“Hail Storm” shows importance of Black chef in southern culinary innovation

Photo courtesy of Lance Warren.
Photo courtesy of Lance Warren.

There isn’t anything particularly new about Shola Walker’s bakery, Mahogany Sweets. She says she’s a “manifestation” of the work of John Dabney, a renowned 19th century Richmond chef.  

Walker participated in a panel discussion about “Hail Storm: John Dabney in Virginia,” a film by Hannah Ayers and Lance Warren of Field Studio, a documentary production company, at the Black History Museum and Cultural Center of Virginia on Feb. 28 at 6 p.m.

Ayers and Warren said there wasn’t much information available on Dabney when they first learned of him, but what they did read interested them. Ayers said Dabney’s history seemed to “illuminate the nuances” of the 19th century Black experience.

Black chefs such as Dabney developed southern cuisine. Dabney in particular was known for his “hail-storm” mint julep and a recreation of his process is shown in the documentary. Flowers, berries and sprigs of mint decorate the drink.

“We reap the rewards of all of the trailblazing and all of the time and effort [Dabney] put in before us,” Walker said.

Dabney opened a restaurant in the 1870s and was successful despite facing prejudice. Historian Elvatrice Belsches, who participated in the panel, said the extent of Dabney’s wealth isn’t known, but his properties suggest he was economically comfortable. The opportunities presented to his family weren’t typical of the era, Belsches said.

His relationship with White people was complicated; he was admired for his character, but wasn’t respected, recalled his son, whose character is portrayed in the film. When Dabney died in 1900, Richmond’s White newspapers noted his passing. He also purchased a home at 1414 E. Broad St. in 1866, a White neighborhood at the time. Today, it’s the site of an interstate off-ramp.  

Walker said Black people are underrepresented in the culinary field despite the significance of chefs like Dabney. It was important to her to open Mahogany Sweets in an area significant to Black history, which is why the bakery is located in Jackson Ward, Walker said.

“Little kids can come in [the bakery] and say ‘I can do this because I see me now,’” Walker said. “Every time I go into work I feel like it’s just me and my ancestors.”

Belsches provided research for the film. She said she employed a “scorched earth effect,” trying to find as much information as possible on Dabney, emphasizing the difference between “history” and “public history,” which has already been analyzed and distilled to make it accessible.

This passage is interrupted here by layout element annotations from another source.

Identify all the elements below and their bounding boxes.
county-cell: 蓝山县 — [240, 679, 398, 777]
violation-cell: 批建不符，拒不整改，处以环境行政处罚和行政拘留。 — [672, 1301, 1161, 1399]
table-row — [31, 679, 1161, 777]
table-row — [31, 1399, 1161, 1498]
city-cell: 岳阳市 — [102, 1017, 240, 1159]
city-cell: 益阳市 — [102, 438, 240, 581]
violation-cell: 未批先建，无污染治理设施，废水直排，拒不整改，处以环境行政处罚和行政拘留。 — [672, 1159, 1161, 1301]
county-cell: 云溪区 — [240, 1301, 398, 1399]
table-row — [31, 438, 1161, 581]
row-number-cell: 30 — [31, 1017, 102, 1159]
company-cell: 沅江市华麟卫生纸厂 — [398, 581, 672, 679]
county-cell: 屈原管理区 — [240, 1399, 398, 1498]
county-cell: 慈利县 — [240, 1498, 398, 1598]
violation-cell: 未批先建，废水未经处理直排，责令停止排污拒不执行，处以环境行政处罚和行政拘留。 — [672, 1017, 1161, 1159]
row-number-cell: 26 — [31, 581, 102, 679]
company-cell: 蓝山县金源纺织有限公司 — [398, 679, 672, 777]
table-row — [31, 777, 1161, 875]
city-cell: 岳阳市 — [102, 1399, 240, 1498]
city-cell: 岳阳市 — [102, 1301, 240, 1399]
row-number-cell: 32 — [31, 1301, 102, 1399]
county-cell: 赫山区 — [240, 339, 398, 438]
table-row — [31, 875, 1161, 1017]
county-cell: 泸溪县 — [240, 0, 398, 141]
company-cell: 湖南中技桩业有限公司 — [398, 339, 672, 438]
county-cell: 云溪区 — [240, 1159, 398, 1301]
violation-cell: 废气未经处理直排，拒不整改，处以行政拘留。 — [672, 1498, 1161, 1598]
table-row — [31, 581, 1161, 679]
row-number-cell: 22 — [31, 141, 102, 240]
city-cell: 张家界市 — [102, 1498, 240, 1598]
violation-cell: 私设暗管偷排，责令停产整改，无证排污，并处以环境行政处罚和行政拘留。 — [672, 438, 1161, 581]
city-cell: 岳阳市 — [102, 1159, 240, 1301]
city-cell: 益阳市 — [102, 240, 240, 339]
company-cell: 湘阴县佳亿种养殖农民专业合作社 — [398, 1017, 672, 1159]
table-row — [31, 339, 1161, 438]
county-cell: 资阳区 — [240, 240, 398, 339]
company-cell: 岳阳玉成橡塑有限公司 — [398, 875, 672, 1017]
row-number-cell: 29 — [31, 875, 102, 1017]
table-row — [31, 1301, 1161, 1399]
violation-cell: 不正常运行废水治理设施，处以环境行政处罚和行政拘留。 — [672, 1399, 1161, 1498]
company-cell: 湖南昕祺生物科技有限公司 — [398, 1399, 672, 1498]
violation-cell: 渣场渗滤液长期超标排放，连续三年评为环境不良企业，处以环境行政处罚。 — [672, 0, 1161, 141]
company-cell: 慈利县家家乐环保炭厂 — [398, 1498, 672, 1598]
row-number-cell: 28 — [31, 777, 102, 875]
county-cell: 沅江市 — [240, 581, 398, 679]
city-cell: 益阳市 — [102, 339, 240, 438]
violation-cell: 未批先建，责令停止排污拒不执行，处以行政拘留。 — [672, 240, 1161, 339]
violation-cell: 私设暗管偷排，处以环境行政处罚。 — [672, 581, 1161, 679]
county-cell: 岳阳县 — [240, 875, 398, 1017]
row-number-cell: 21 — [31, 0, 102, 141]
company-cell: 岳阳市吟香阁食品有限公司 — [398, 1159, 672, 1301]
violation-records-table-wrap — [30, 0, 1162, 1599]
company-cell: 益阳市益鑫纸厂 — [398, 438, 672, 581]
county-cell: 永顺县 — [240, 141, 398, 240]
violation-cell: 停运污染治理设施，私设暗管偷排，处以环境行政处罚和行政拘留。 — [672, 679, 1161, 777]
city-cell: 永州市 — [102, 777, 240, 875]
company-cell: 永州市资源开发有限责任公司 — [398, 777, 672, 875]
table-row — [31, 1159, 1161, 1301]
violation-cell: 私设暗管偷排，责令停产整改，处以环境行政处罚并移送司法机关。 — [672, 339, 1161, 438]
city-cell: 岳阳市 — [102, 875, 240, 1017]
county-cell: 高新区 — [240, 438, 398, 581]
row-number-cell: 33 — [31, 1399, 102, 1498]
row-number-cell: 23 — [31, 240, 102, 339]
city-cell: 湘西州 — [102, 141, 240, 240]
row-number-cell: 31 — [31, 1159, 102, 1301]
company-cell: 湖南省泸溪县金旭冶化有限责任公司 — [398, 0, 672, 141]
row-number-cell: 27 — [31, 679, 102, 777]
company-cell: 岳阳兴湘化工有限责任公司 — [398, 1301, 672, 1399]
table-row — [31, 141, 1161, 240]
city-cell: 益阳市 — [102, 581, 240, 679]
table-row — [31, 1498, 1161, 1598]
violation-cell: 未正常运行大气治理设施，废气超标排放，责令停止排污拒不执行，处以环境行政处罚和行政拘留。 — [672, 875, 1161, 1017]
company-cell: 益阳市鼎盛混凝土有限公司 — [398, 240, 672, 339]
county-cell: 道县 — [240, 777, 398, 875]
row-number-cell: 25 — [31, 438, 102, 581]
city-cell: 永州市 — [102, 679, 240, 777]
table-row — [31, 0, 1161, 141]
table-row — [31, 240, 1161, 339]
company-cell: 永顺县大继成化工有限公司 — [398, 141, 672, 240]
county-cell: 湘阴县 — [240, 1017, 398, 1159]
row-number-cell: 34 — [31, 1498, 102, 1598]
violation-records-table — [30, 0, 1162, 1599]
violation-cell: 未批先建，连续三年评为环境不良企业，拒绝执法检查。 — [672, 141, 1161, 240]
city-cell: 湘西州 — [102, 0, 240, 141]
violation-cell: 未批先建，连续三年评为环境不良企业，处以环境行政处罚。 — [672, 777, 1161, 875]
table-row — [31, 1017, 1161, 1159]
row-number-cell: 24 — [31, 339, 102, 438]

As a result of her research, Belsches learned more about Dabney’s brief career as a jockey, in addition to the cemetery where he was buried after dying of kidney disease. Due to the weather-beaten status of the headstones, the precise location of his burial couldn’t be found.

“I have known about him, scholars have known about him, for decades,” Belsches said. “But he needed to be brought in a greater way to the public sphere.”

Belsches said new projects and scholarship will come from her research on Dabney.

The 26-minute documentary layers storytelling techniques, showing re-enactments of Dabney’s life, historical documents and interviews with Dabney’s descendents. Much of what is known of Dabney’s life is based on accounts from his son — despite Dabney’s success as a restaurateur and caterer, spending the first 41 years of his life as a slave left him illiterate.  

Walker, whose gluten-free and vegan bakery specializes in southern recipes with a health-conscious twist, says it’s important for Black culinary specialists to continue their work for future generations.

“I’m taking from my history and I am trying my hand at it, I’m trying my version of it,” Walker said. “[Individuals like Dabney] are the reason I’m here.”

“Hail Storm” can be viewed for free at www.hailstormdabney.com.